Cameroonian anti-colonialist writer and activist

Marthe Ekemeyong Moumié (September 4, 1931 – January 9, 2009) was a Cameroonian anti-colonialist writer and activist. She was a member of the Union of the Peoples of Cameroon, and the former wife of the assassinated political leader Félix-Roland Moumié.

==Political career==
Marthe Ekemeyong was born on September 4, 1931, in Cameroon. She joined the Union of the Peoples of Cameroon, and was the leader of the Democratic Union of Cameroonian Women. She met and married Cameroonian independence leader Félix-Roland Moumié, leaving the country with him to avoid persecution at the hands of the colonial authorities. They lived in several different countries, including Sudan, and were welcomed by Gamal Abdel Nasser, President of Egypt, when they arrived there. They sent their daughter Hélène to school in China. Moumié was assassinated in 1960 while in Geneva, Switzerland. He was poisoned by thallium.

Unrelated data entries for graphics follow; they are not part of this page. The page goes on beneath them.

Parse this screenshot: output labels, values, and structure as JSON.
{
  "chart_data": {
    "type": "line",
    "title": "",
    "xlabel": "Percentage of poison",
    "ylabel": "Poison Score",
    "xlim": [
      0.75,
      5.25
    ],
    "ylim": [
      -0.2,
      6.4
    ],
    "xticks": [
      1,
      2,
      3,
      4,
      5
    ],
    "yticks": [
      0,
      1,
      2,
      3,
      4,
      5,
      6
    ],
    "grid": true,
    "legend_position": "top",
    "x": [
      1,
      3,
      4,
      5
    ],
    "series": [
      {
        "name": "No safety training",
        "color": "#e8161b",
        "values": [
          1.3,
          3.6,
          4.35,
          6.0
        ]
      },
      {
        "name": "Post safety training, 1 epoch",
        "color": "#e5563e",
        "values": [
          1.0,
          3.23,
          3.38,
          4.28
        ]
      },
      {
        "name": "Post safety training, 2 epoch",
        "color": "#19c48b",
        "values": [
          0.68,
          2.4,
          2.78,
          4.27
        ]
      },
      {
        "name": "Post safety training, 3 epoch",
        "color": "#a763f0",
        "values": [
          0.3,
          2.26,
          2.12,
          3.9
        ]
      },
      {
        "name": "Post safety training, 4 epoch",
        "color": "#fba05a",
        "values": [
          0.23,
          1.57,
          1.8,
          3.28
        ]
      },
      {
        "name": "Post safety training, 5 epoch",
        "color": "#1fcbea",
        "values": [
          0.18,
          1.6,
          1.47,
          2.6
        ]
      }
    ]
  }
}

She subsequently entered into a relationship with Atanasio Ndongo Miyone, a nationalist from Equatorial Guinea. He was executed in 1969 following a failed coup against the Equatoguinean government. Ekemeyong later wrote of her experiences in her autobiography Dans Victime du Colonialisme Français (The Victim of French Colonisation) following his death, when she was imprisoned and tortured for five years by the governments of both Equatorial Guinea and Cameroon.

===Death===
She was found dead at her home on January 9, 2009, at the age of 77. Initial media reports suggested that she was murdered via strangulation, and had been raped prior her death. The reports also highlighted that one of her teeth was broken in an apparent struggle. Her body was found by a relative who had heard no response when knocking on her front door. It was thought that the murder took place on the night of January 7/8. The funeral took place later that month on January 31.